Other observers, however, are less sanguine. Teenage idealism does not always translate into adult behavior, they caution. Moreover, they point to a sharp upswing in the 1990s of reported hate crimes and continued racially motivated violence, including widely publicized cases of black men being killed or beaten for associating with white women.
"The polls may say one thing, and yet there is other evidence of incredible violence among young generations," says Martha Hodes, a historian at New York University who wrote "White Women, Black Men," an account of illicit liaisons in the 19th-century South.

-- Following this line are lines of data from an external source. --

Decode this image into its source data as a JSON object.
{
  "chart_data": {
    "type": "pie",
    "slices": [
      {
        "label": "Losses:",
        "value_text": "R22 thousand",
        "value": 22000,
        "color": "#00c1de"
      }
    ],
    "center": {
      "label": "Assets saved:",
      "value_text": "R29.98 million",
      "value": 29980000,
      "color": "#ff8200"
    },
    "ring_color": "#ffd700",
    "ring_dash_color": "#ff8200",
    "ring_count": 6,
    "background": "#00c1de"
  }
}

As for the teens themselves, views of the future remain mixed and, not surprisingly, a little fuzzy. Many, however, are adamant that interracial dating is no different than any other kind - and is here to stay.
"For us, [dating] has nothing to do with color," says Cathleen Woods, an Anglo high school junior whose boyfriend, David Negron, is Hispanic. "You almost never think about it," she says, as the couple leaves the gym arm-in-arm after track practice at J.E.B. Stuart High School in Fairfax County, Va.
The northern Virginia county - and Stuart High in particular - reflects the rich melting pot that US schools and communities are becoming as a result of an influx of mainly Asian and Hispanic immigrants. Nationwide, minority enrollment at public schools has topped one-third. At Stuart, the figure is double that, with 24 percent of the student body Asian, 32 percent Hispanic, and 11 percent African-American.
"If you go to my school, you can't be racist, really," says Heather. "There are so many races here - you couldn't get through the day."
Indeed, in hallways filled with ethnic costumes and dotted with signs in Vietnamese, Korean, and Arabic (to name a few), students say they pair up for the same reasons young people do anywhere: shared interests, values, and attraction.